Was wäre das Argument? Geht das Telefonieren dann schneller zu? Nein! Ich denke eher, dass die Entwicklung Schritt für Schritt geht. Bei bestehenden Investitionen kann man zum Beispiel nach und nachfür neue Mitarbeiter anstatt digitalen Karten IP-Lizenzen kaufen. IP-fähige Anwendungen wie die von Nortel können nach und nach umgerüstet werden. Eine Nur-VoIP-Lösung hat da schon eher Probleme für den Einstieg. In 10 bis 20 Jahren wird die Voraussage vielleicht stimmen, dass 80 Prozent aller Telefonanlagen VoIP-Anlagen sein werden. Nortel sieht ja auch erst ab 2006 den grossen Anstieg kommen.
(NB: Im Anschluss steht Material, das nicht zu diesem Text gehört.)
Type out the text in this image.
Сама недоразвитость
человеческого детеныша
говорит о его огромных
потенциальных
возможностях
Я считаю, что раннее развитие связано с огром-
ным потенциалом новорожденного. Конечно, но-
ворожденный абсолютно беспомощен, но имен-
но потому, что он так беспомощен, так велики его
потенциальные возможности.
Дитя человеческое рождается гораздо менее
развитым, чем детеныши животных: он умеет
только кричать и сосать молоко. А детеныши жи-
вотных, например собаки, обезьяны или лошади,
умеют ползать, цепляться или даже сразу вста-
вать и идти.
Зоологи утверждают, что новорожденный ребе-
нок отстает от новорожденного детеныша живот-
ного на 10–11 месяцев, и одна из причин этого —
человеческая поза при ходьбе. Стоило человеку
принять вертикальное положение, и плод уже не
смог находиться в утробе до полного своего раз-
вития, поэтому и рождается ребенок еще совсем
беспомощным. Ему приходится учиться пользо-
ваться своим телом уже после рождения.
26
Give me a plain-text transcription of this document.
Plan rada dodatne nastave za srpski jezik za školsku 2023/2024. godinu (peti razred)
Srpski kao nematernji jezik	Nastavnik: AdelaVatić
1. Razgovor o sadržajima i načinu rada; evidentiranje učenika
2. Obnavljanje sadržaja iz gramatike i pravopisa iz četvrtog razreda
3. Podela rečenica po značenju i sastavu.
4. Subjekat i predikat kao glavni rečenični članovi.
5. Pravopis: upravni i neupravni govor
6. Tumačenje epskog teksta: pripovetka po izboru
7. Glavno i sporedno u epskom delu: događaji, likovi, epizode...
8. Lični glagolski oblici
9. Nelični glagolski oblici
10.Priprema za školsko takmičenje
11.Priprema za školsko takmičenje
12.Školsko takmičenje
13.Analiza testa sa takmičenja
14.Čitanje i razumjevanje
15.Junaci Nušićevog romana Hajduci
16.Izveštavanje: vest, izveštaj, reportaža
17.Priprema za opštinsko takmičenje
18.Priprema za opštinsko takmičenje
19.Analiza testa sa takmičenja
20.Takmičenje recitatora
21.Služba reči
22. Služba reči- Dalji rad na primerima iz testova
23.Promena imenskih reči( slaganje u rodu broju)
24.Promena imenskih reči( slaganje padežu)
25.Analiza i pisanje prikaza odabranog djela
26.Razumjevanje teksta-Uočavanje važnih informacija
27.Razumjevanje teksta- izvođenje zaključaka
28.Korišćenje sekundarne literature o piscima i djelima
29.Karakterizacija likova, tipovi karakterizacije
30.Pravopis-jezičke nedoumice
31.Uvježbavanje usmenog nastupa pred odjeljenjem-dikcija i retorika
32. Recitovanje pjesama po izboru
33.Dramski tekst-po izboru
ITR: Was ist mit dem Verkaufsargument, dass VoIP eine Applikation mit unzähligen Features ist?
RP: Schauen Sie sich mal an, was heute ein User in seinem Telefon gespeichert hat. Obwohl man schon seit Jahren Apparate mit 20 Tasten und Speichermöglichkeiten hat, werden diese meistens nicht genutzt. Da soll mir jemand sagen, die Applikationen seien das grosse Bedürfnis. Bei Callcentern ist es etwas ganz anderes.
Wir kennen z.B. das
Sunrise Callcenter, das wir supporten. Aber da ist vor allem die Ausfallsicherheit wichtig. Deshalb hat man zwei Plattformen. Man hat zwar all die schönen Anwendungen, aber man kann ein herkömmliches, nicht-VoIP-Callcenter auch dann betreiben, wenn das System unten ist. Dann kann man immerhin Anrufe entgegennehmen und auf das technische Problem hinweisen. Bei einem reinen VoIP-Callcenter heisst es in einem solchen Fall: «Der Teilnehmer ist nicht erreichbar.»
ITR: Sie sind nicht wirklich ein VoIP-Fan?
RP: Ich bin vor allem etwas nicht: Jemand, der einem Kunden was vormacht. Ich bin dann ein VoIP-Fan, wenn die Anwendung Sinn macht.